Bombana, Harapansultra.COM | – Pemerintah Kabupaten Bombana melalui Dinas Perindustrian, Perdagangan, Koperasi, dan Usaha Kecil Menengah (UKM) kembali menggelar kegiatan pasar murah sebagai upaya membantu masyarakat memperoleh bahan kebutuhan pokok dengan harga terjangkau. Kegiatan ini berlangsung selama dua hari, pada 16–17 Oktober 2025, di dua lokasi berbeda yakni Gedung Serbaguna Batuawu, Kecamatan Kabaena Selatan, dan Halaman Terminal Pelabuhan Sikeli, Kecamatan Kabaena Barat.

Kegiatan tersebut turut didampingi oleh Inspektorat Daerah Kabupaten Bombana untuk memastikan pelaksanaannya berjalan sesuai ketentuan dan tepat sasaran. Langkah ini menjadi bagian dari komitmen pemerintah daerah dalam memperkuat transparansi dan akuntabilitas program sosial ekonomi di tengah fluktuasi harga kebutuhan pokok.

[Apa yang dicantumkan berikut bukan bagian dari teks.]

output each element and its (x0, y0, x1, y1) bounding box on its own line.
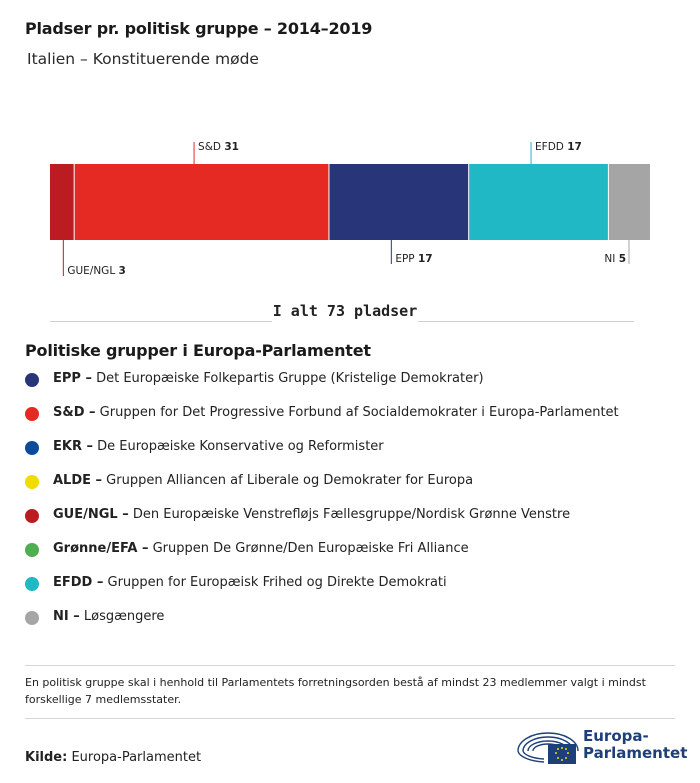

Berbagai komoditas pokok disediakan dengan harga di bawah pasaran, seperti beras premium Rp110.000 per karung (10 kg), minyak goreng Rp20.000 per liter, gula pasir Rp15.000 per kilogram, daging ayam Rp50.000 per ekor, bawang merah Rp30.000 per kilogram, dan telur ayam Rp45.000 per rak. Harga tersebut disubsidi oleh pemerintah daerah agar masyarakat berpenghasilan rendah dapat terbantu memenuhi kebutuhan sehari-hari.

Antusiasme masyarakat di dua kecamatan tersebut sangat tinggi. Warga memadati lokasi pasar murah sejak pagi hari untuk mendapatkan bahan pokok dengan harga yang lebih ringan dibanding harga pasar. Bupati Bombana Ir. H. Burhanuddin, M.Si, yang hadir langsung bersama Wakil Bupati Ahmad Yani, S.Pd., M.Si, menyampaikan bahwa pasar murah merupakan wujud nyata kepedulian pemerintah terhadap masyarakat di tengah tekanan ekonomi akibat kenaikan harga bahan pokok.

“Pasar murah ini merupakan langkah konkret pemerintah untuk membantu masyarakat, menekan laju inflasi, serta menjaga daya beli warga, khususnya di wilayah kepulauan seperti Kabaena,” ujar Bupati Burhanuddin dalam sambutannya. Ia menambahkan bahwa pelaksanaan pasar murah tidak hanya menjadi solusi jangka pendek, tetapi juga bagian dari strategi menjaga stabilitas ekonomi daerah menjelang akhir tahun.

Sementara itu, Inspektur Daerah Kabupaten Bombana, Ridwan, S.Sos., M.P.W., menegaskan bahwa keterlibatan Inspektorat dalam kegiatan ini bukan semata bentuk pengawasan, tetapi juga dukungan terhadap keberhasilan program pemerintah daerah. Menurutnya, pendampingan dilakukan agar pelaksanaan pasar murah tepat sasaran dan manfaatnya benar-benar dirasakan oleh masyarakat.

“Melalui pendampingan ini, kami ingin memastikan bahwa bantuan dan subsidi dari pemerintah daerah tersalurkan dengan baik. Kami juga ingin memberikan pembinaan agar perangkat daerah terus meningkatkan transparansi dan akuntabilitas dalam setiap pelaksanaan program,” kata Ridwan.

Ia menambahkan bahwa kegiatan ini juga menjadi bentuk sinergi antara Inspektorat, Dinas Perindustrian dan Perdagangan, serta seluruh perangkat daerah untuk menciptakan tata kelola pemerintahan yang bersih dan berorientasi pada pelayanan publik. “Pendampingan seperti ini tidak hanya mengawasi, tetapi juga memperkuat kepercayaan masyarakat terhadap pemerintah daerah,” ujarnya.

Selain dihadiri oleh jajaran Forkopimda Kabupaten Bombana, kegiatan pasar murah juga melibatkan Kepala Dinas, Camat, Lurah, serta Kepala Desa di wilayah Kabaena. Pemerintah daerah berharap agar kegiatan semacam ini terus berlanjut di wilayah lain, terutama daerah terpencil yang masih menghadapi kendala distribusi bahan pokok.

Dengan semangat gotong royong antara pemerintah, masyarakat, dan seluruh pemangku kepentingan, program pasar murah diharapkan dapat membantu menjaga stabilitas harga serta meningkatkan kesejahteraan masyarakat di Pulau Kabaena dan sekitarnya.